Lawyers with Disability Rights Washington and the American Civil Liberties Union are asking the court to step in and force the state to end the competency wait lists by any means necessary. Lawyers for the Attorney General’s Office argue the Washington Department of Social and Health Services, with the help of new laws passed by the 2015 Legislature, will be able to resolve the wait list problems without court intervention.

Under current state law, when a judge orders a competency evaluation for a defendant, the state has seven days to complete the process. If the person is found incompetent, the state has seven days to provide treatment to restore competency. But a lack of bed space and staff has caused these defendants to wait weeks or months for the services.

Anita Khandelwal, one of a half dozen lawyers represent mentally ill defendants in this case, said in her opening statement that the state has known about the long wait lists for years, but did nothing. Permanent injunctive relief is the only way to force the state to start honoring the defendants’ due process rights, she said.

“It’s been on notice since 2012 that they are failing to meet the statutory targets,” she said. The state has also failed to collect the data needed to understand the problem and fix it, she said.

“They claim they cannot complete evaluations in seven days, but Pierce County has done so,” Khandelwal said.

The second witness, Judy Snow, the mental health manager at the Pierce County Jail, described how they’ve been able to achieve what the state says can’t be done.

Concerned with the deterioration of the mentally ill defendants at her jail, Snow said she and a group of others formed evaluation panels made up of respected mental health professionals and lawyers for both sides. They’ve succeeded in providing in-jail competency evaluations for about 300 defendants. Only three cases took longer than seven days, she testified.

Like Marilyn Roberts’ son, many mentally ill defendants who are forced to spend 23 hours per day alone in a cell become more difficult to reach over time. Many are kept in seclusion because their mental illness causes them to behave in ways that could be dangerous to others, she said.

“The longer they’re in there, the less likely they are to want to get out of their cell,” she said. The jail has mental health professionals who check in on the defendants, “but they don’t establish a therapeutic relationship. They rotate through the cells. It’s more crisis intervention and stabilization, not ongoing treatment.”

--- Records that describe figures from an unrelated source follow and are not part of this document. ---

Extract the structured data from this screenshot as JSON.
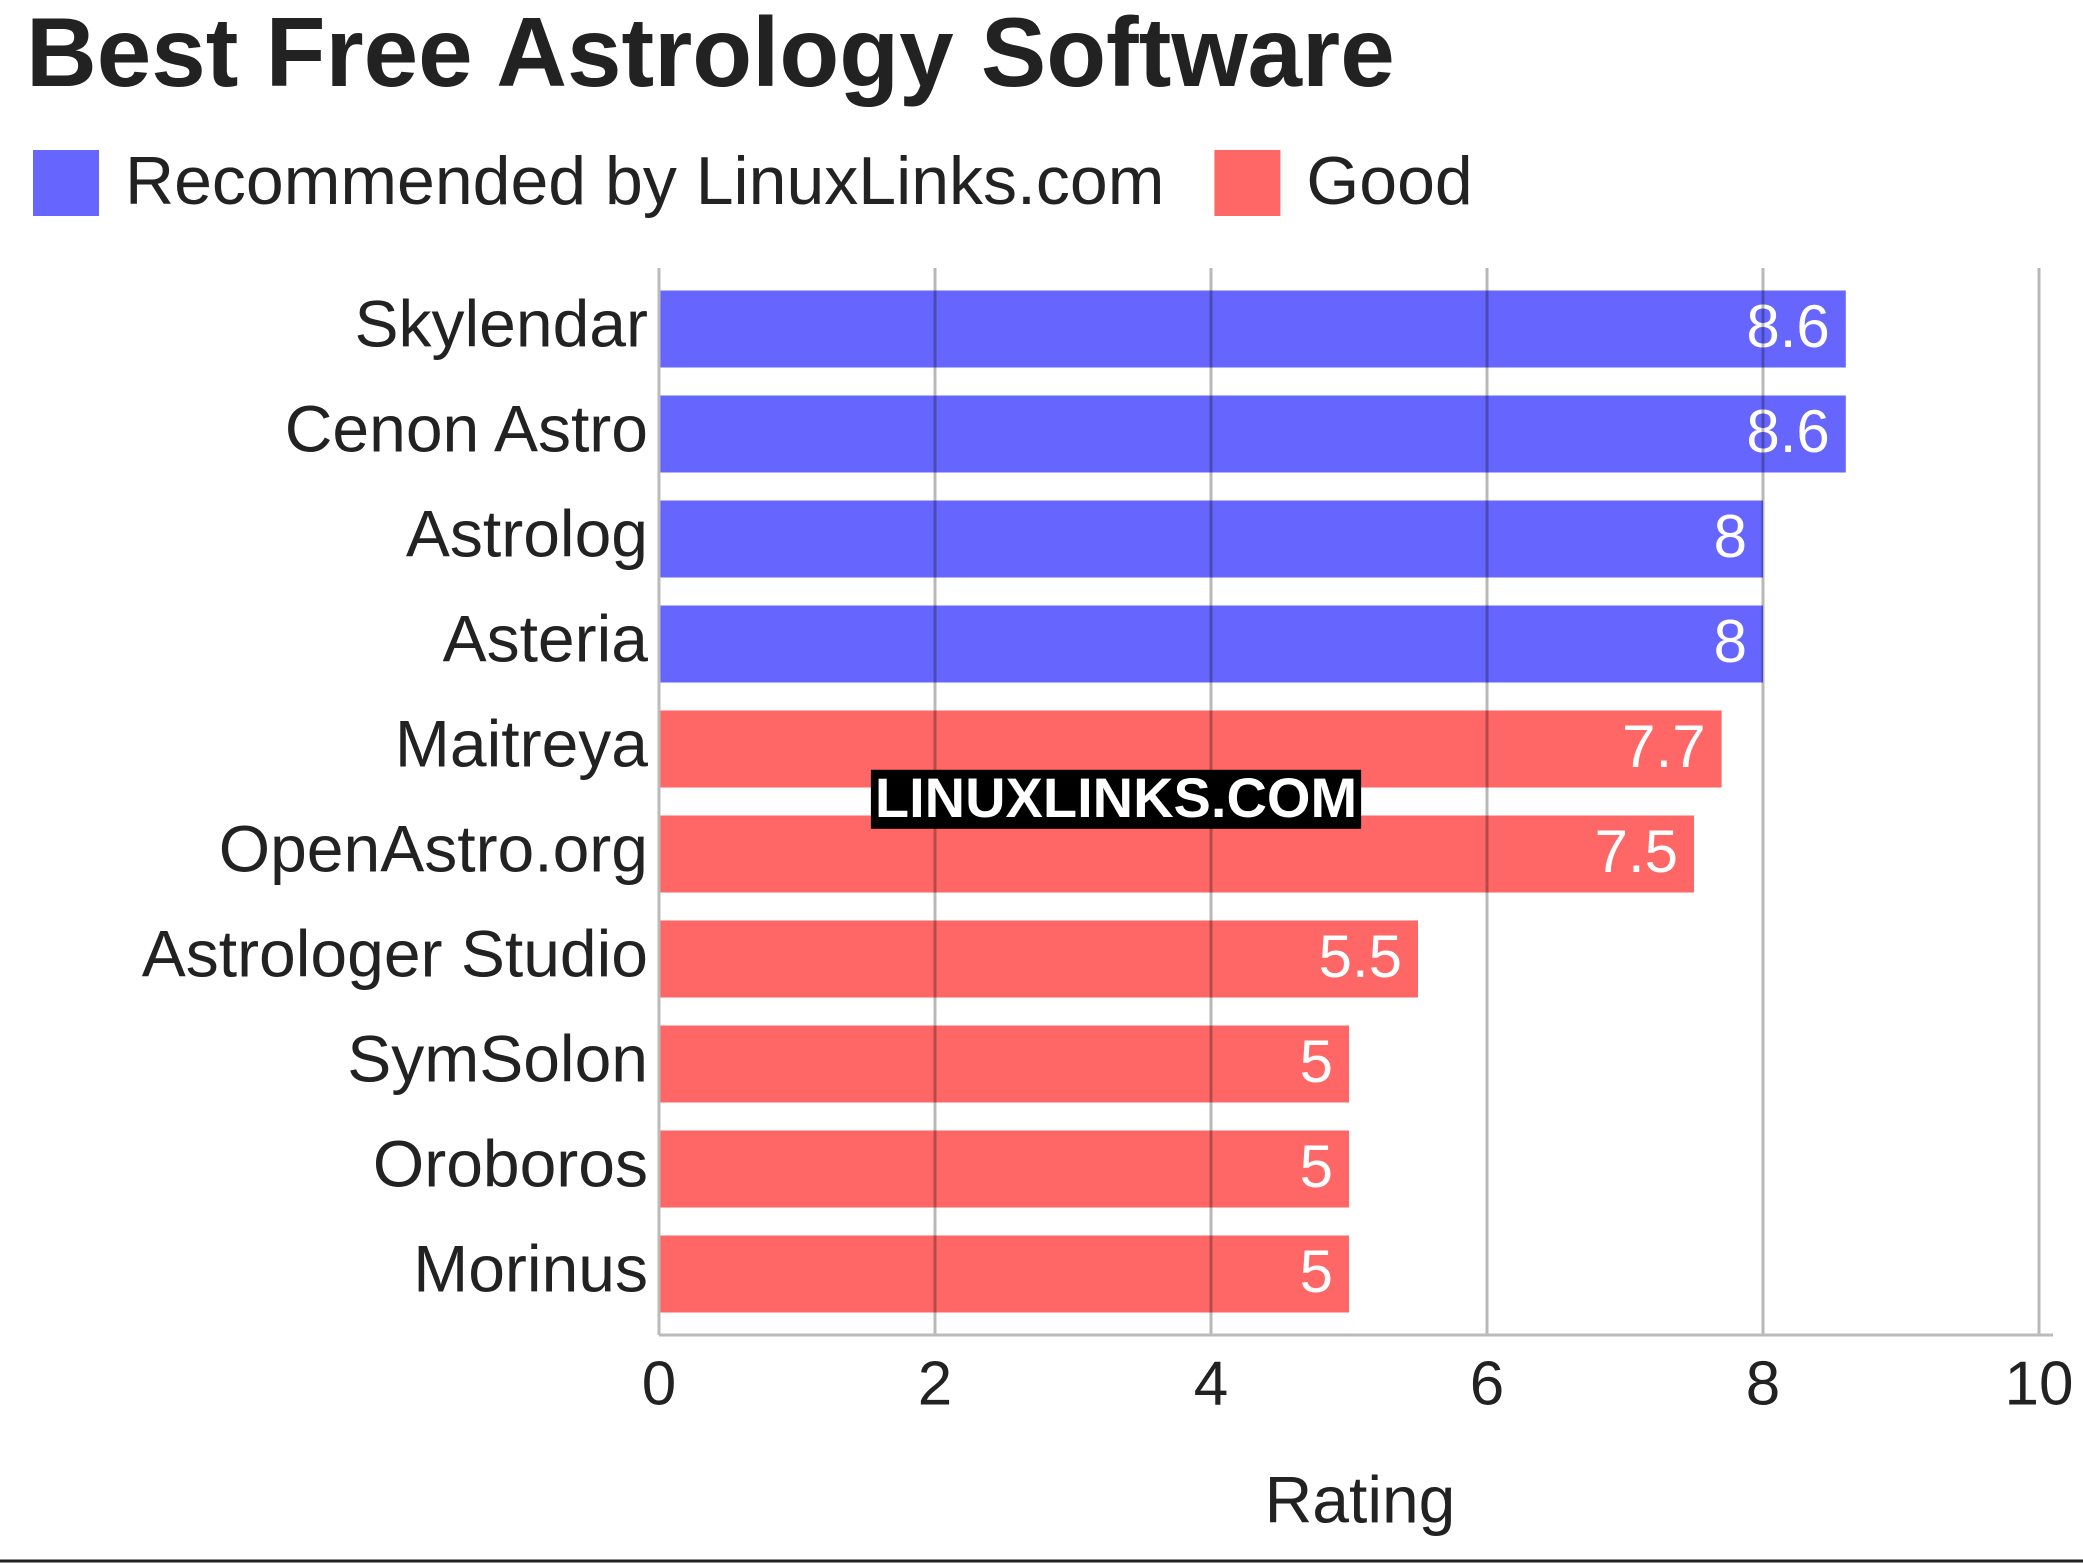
{
  "chart_data": {
    "type": "bar",
    "orientation": "horizontal",
    "title": "Best Free Astrology Software",
    "categories": [
      "Skylendar",
      "Cenon Astro",
      "Astrolog",
      "Asteria",
      "Maitreya",
      "OpenAstro.org",
      "Astrologer Studio",
      "SymSolon",
      "Oroboros",
      "Morinus"
    ],
    "series": [
      {
        "name": "Recommended by LinuxLinks.com",
        "color": "#6666ff",
        "values": [
          8.6,
          8.6,
          8,
          8,
          null,
          null,
          null,
          null,
          null,
          null
        ]
      },
      {
        "name": "Good",
        "color": "#ff6666",
        "values": [
          null,
          null,
          null,
          null,
          7.7,
          7.5,
          5.5,
          5,
          5,
          5
        ]
      }
    ],
    "xlabel": "Rating",
    "xlim": [
      0,
      10
    ],
    "xticks": [
      0,
      2,
      4,
      6,
      8,
      10
    ],
    "grid": true,
    "watermark": "LINUXLINKS.COM"
  }
}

Assistant Attorney General Sarah Jane Coats told the judge in her opening statement that a “rigid seven-day time limit” is not needed.

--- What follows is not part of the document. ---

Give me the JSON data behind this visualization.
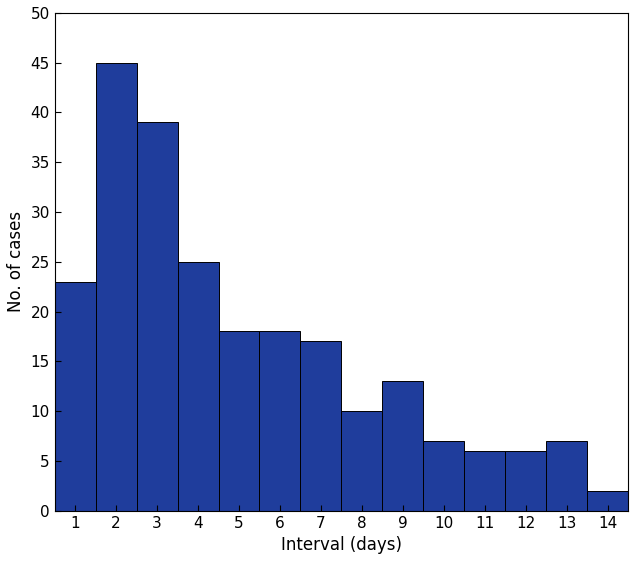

A bill recently passed by the Legislature and signed into law by Gov. Jay Inslee changes the seven-day limit for conducting competency evaluations and then providing treatment to 14 days, she said. The two-week limit can be expanded to 21 days if needed, she said, adding those limits are the national standard.

Lawmakers also approved a budget measure that will pay for 15 more forensic beds at Western State Hospital and pay for staff, she said. These efforts aim to fix the problem and a “highly restrictive injunction is not necessary.”

The trial is expected to run through the week.